Today, Helferich worries that while the urge to design and create remains strong on campus, too much of the execution is migrating to keyboards and screens. He is encouraged by the Institute’s commitment—through Project Manus, led by “maker czar” Martin Culpepper SM ’97, PhD ’00—to expand MIT’s network of makerspaces and improve student access to them. A gift from Helferich and his wife, Lynn, helped to establish MIT’s new Maker Lodge, where incoming students are trained on the equipment they will find throughout campus, and to put “Maker Bucks” in students’ hands so they have the resources to put those skills to use. “You can model your ideas,” Helferich says, “but I think there’s still an innate need to use your hands and make physical prototypes.”

Because there was a spot

Every MIT journey is different. And Fariborz Maseeh’s journey, as he told his audience six years ago, almost ended before it began. Having deferred his start date, he arrived in Cambridge uncertain if he would still have a place on campus. Fortunately, his department agreed to readmit him, and the housing office found him a room in Ashdown House, the oldest building on campus—the same edifice later reborn as Maseeh Hall.

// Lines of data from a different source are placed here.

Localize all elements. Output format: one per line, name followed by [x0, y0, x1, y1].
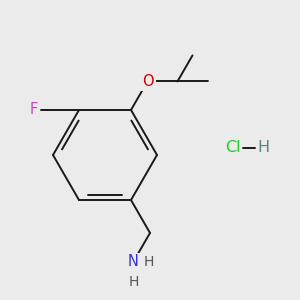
Text: O: O [142, 74, 153, 89]
Text: Cl: Cl [225, 140, 241, 155]
Text: F: F [30, 103, 38, 118]
Text: H: H [128, 274, 139, 289]
Text: N: N [128, 254, 139, 269]
Text: H: H [143, 254, 154, 268]
Text: H: H [257, 140, 269, 155]
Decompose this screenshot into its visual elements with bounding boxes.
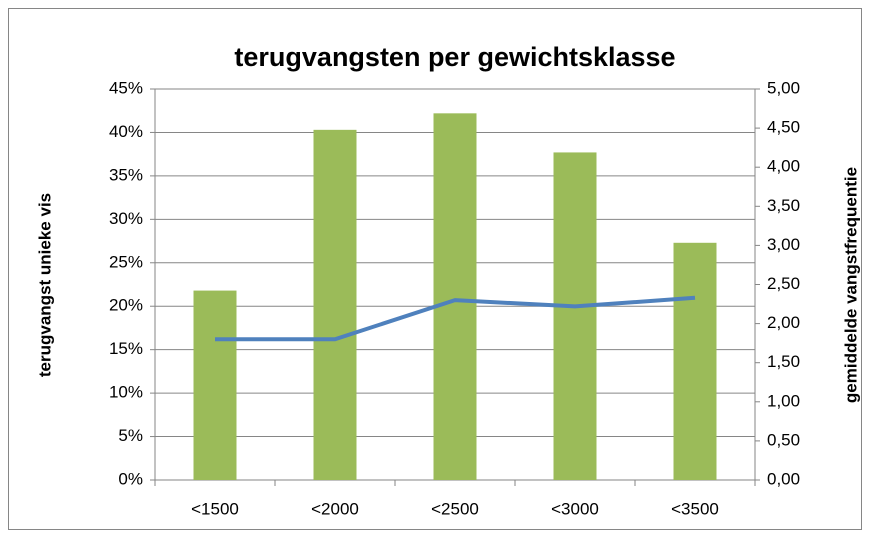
- y-tick-label: 25%: [109, 252, 143, 271]
- y-tick-label: 40%: [109, 122, 143, 141]
- y2-tick-label: 2,00: [767, 313, 800, 332]
- y-tick-label: 0%: [118, 469, 143, 488]
- bar: [673, 242, 717, 480]
- x-tick-label: <3000: [551, 499, 599, 518]
- x-tick-label: <2500: [431, 499, 479, 518]
- y-tick-label: 35%: [109, 165, 143, 184]
- y2-tick-label: 1,50: [767, 352, 800, 371]
- y2-axis-title: gemiddelde vangstfrequentie: [841, 167, 860, 403]
- y2-tick-label: 4,50: [767, 118, 800, 137]
- bar: [193, 290, 237, 480]
- y-axis-title: terugvangst unieke vis: [35, 193, 54, 377]
- y2-tick-label: 3,50: [767, 196, 800, 215]
- bar: [313, 129, 357, 481]
- x-tick-label: <2000: [311, 499, 359, 518]
- chart-title: terugvangsten per gewichtsklasse: [234, 42, 675, 72]
- x-tick-label: <3500: [671, 499, 719, 518]
- y2-tick-label: 1,00: [767, 391, 800, 410]
- y-tick-label: 45%: [109, 78, 143, 97]
- y-tick-label: 5%: [118, 426, 143, 445]
- y2-tick-label: 0,00: [767, 469, 800, 488]
- bar: [553, 152, 597, 480]
- y-tick-label: 10%: [109, 383, 143, 402]
- y2-tick-label: 4,00: [767, 157, 800, 176]
- y2-tick-label: 2,50: [767, 274, 800, 293]
- y2-tick-label: 5,00: [767, 78, 800, 97]
- bar: [433, 113, 477, 480]
- y2-tick-label: 0,50: [767, 430, 800, 449]
- y-tick-label: 20%: [109, 296, 143, 315]
- y-tick-label: 15%: [109, 339, 143, 358]
- y2-tick-label: 3,00: [767, 235, 800, 254]
- x-tick-label: <1500: [191, 499, 239, 518]
- y-tick-label: 30%: [109, 209, 143, 228]
- line: [215, 295, 696, 342]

Maseeh went on to become a pioneer in the custom design, development, and manufacturing of microelectromechanical systems devices. Today, his philanthropic investments, through the Massiah Foundation, are driven by a vision for long-term social impact. In Maseeh’s view, supporting the MIT student body can have powerful returns: “This institution is one of the best economic drivers of our nation and the world. There is no better place to invest with such high economic multipliers.”

Maseeh closed his remarks at the 2011 dedication with a statement of gratitude that may well resonate with other alumni supporters of today’s students: “I am here tonight because there was a spot open for me,” he said. “I am here because others built the physical and intellectual infrastructure that gave me and others a chance to succeed.”